„Ein BGM muss mitwachsen“

Die Autorin der neuen psyGA-Seminarreihe, Prof. Dr. Nadine Pieck, über gelingendes BGM

 
Foto: Viktoria Kühne

Was kann beim Thema BGM schieflaufen? Wie geht es besser? Wir haben Nadine Pieck, Professorin für Gesundheitsförderung und Prävention sowie Autorin der neuen Seminarreihe von psyGA, gefragt.

 

Nur ein Viertel aller Betriebe verfügt über ein Betriebliches Gesundheitsmanagement. Warum sind es nicht mehr?

Das ist ein Phänomen, das wir auch von der Gefährdungsbeurteilung kennen. BGM ist ein komplexes und anspruchsvolles Aufgabenfeld, das Unternehmen erst lernen müssen. Vor allem wenn man Routinen verändern und eine gesundheitsförderliche Haltung in die täglichen Abläufe integrieren will, kann das herausfordernd sein. Dazu kommt, dass Gesundheitsmanagement eine Querschnittsaufgabe ist. Und als solche ist es eingebunden in Interessenkonflikte und Aushandlungsprozesse. Ein richtig verstandenes BGM bedeutet also Organisationsentwicklung.

Was hat den Anstoß gegeben, die Seminarreihe zu entwickeln?

Unser Grundverständnis von BGM ist ein ganzheitlicher Ansatz. Diese Haltung wollen wir auch den Seminarteilnehmerinnen und -teilnehmern vermitteln. Unsere Hauptzielgruppe sind Verantwortliche für das Gesundheitsmanagement in größeren Unternehmen, die andere Mitarbeiterinnen und Mitarbeiter qualifizieren. Ein guter Ort um diese Akteure zu erreichen, sind Seminare oder die Arbeit in Netzwerken. Mit dem Qualifizierungsangebot wollen wir Räume schaffen, in denen die Akteure ihr eigenes Handeln reflektieren können.

Um BGM umzusetzen brauchen Unternehmen Veränderungsbereitschaft. Was sind die Erfolgsfaktoren, damit der Wandel gelingt?

Unternehmen sollten zunächst eine Bestandsaufnahme machen und sich mit ihren Arbeitsbedingungen auseinandersetzen. Ein Erfolgsfaktor ist auf jeden Fall die aktive Unterstützung durch das Management. Und es unverzichtbar, einen sinnvollen Zuschnitt festzulegen. Im Seminar haben wir dazu das Teilmodul „Gesundheitsmanagement als Veränderungsprozess“. BGM ist ein kontinuierlicher Prozess. Ein wichtiger Tipp ist deshalb, das Aufgabenfeld zu begrenzen. Also: Mit welchen Bereichen und mit welchen Themen wollen wir anfangen? Unternehmen sollten vermeiden, am Anfang alles zu wollen, sondern einen bearbeitbaren Ausschnitt wählen.

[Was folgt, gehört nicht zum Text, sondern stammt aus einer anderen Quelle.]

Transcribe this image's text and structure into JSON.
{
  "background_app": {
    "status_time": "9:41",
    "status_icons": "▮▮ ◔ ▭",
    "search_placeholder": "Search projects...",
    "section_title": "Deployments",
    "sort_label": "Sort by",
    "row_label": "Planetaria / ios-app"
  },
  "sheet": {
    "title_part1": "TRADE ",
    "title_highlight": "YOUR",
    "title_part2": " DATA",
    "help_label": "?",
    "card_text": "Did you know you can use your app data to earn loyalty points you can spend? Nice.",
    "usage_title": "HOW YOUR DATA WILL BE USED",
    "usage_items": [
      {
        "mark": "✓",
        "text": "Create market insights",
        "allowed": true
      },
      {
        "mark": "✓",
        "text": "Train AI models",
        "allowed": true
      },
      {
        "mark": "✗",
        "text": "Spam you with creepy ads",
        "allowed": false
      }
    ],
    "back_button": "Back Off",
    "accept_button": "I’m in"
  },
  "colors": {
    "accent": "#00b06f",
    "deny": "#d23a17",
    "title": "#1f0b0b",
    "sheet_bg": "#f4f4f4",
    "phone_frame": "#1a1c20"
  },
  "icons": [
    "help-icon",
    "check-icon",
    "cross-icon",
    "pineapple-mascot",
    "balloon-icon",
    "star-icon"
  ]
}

Nach welchen Kriterien würden Sie dieses Aufgabenfeld auswählen und wie würden Sie in den BGM-Prozess einsteigen?

Ich würde mit einer Organisationseinheit mit mittlerem Schwierigkeitsgrad starten. Also am besten nicht mit dem Bereich, an den man sich schon seit Jahren nicht herantraut. Dazu würde ich mit Beteiligung der Beschäftigten, also zum Beispiel in Mitarbeiterbefragungen oder Arbeitssituationsanalysen, nach Handlungsbedarfen fragen. Anschließend gilt es gemeinsam mit den Führungskräften zu entscheiden, wo die Prioritäten liegen sollen. Es ist wichtig, diese Auftragsklärung mit den unterschiedlichen Akteuren gemeinsam zu machen.

Um noch einmal auf das Thema Führung zurückzukommen: Was kann ich tun, um die Führungsebene gut einzubinden?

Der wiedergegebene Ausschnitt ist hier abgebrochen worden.